Todos os Estados Membros da UE participam na Rede Eurydice, lado a lado com alguns países que não são membros da UE, mas que participam no Programa Erasmus+.
A Rede Eurydice ajuda a melhorar os sistemas educativos na Europa fornecendo informação de alta qualidade sobre um amplo leque de aspetos das políticas e práticas na educação. Com o apoio de unidades nacionais de mais de 35 países, a Rede Eurydice faculta descrições dos sistemas educativos nacionais, estudos comparativos sobre tópicos específicos, indicadores e estatísticas. Os seus relatórios mostram a forma como os países lidam com os desafios em todos os níveis de ensino: educação pré-escolar e cuidados de infância, ensino primário, ensino secundário, ensino superior e formação de adultos.
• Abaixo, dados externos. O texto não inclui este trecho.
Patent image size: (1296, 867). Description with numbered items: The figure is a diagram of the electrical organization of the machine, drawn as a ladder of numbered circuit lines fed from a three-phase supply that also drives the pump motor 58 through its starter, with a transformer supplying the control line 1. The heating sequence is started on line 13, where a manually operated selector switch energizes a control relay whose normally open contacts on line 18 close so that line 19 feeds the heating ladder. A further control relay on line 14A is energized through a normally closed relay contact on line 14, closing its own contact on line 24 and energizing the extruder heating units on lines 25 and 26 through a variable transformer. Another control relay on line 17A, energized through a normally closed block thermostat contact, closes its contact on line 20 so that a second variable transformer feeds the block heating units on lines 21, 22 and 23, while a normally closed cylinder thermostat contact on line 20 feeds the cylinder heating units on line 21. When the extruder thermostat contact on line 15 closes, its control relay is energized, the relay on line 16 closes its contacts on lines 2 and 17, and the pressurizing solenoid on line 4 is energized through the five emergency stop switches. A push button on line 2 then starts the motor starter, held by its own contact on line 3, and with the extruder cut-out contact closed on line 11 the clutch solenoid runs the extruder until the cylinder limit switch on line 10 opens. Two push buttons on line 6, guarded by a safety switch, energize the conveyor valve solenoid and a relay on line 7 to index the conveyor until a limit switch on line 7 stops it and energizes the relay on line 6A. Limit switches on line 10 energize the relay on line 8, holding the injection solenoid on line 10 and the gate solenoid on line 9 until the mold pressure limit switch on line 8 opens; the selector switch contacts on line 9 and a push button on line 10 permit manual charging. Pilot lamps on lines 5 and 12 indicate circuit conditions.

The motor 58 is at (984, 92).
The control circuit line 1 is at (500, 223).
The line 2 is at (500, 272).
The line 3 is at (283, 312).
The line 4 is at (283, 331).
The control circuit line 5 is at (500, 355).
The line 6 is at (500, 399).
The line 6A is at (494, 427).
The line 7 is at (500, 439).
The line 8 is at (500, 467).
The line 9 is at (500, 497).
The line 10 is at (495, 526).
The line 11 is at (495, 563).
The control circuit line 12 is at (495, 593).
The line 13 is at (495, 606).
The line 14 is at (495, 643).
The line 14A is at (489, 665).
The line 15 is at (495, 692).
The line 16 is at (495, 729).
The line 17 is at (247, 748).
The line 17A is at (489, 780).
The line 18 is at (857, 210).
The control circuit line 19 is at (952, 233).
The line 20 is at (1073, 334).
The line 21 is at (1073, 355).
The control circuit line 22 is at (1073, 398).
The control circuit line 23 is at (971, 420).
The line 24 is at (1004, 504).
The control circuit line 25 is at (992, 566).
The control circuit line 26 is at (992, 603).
Criada, no ano de 1980, em parceria entre a Comissão Europeia e os Estados Membros, com o objetivo de apoiar a cooperação europeia na área da educação, designadamente trocando informação sobre os sistemas educativos nacionais, é financiada pelo Programa de Aprendizagem ao Longo da Vida e é constituída por:
 - Uma UNIDADE EUROPEIA que coordena o trabalho desenvolvido pela Rede e produz as publicações – unidade sediada na Agência Executiva para a Educação, o Audiovisual e a Cultura (EACEA), que é responsável pela gestão e promoção da Rede e das suas publicações.
 - 40 UNIDADES NACIONAIS, sediadas nos 36 países que participam no Programa de Aprendizagem ao Longo da Vida, por regra, integradas nos respetivos Ministérios da Educação, trabalhando em colaboração estreita com peritos na área da educação, e que recolhem informação a nível nacional, contribuem para a sua análise e validam a versão final dos estudos comparados, sendo ainda responsáveis pela tradução dos estudos nas línguas dos respetivos países.
A Eurydice colabora com o Eurostat, CEDEFOP, Fundação Europeia para a Formação (ETF), Agência Europeia para o Desenvolvimento em Necessidades Educativas Especiais e com o Centro de Investigação sobre Aprendizagem ao Longo da Vida (CRELL). E apoia o trabalho colaborativo desenvolvido pela Comissão Europeia com organizações internacionais, tais como a OCDE, o Conselho da Europa e a UNESCO.
A Unidade Portuguesa da Rede Eurydice está sediada na Direção-Geral de Estatísticas da Educação e Ciência (DGEEC) de acordo com o definido no Decreto-Regulamentar n.º 13/2012, de 20 de janeiro, o qual, na alínea q) do artigo 2.º, estabelece como atribuição da DGEEC: “Assegurar o desempenho das atividades da Unidade Portuguesa da Rede Eurydice”.
É através desta rede que sabemos, por exemplo:
Que países facultam educação pré-escolar e cuidados de infância para todos?
Que medidas são mais utilizadas na Europa para reduzir o abandono escolar precoce?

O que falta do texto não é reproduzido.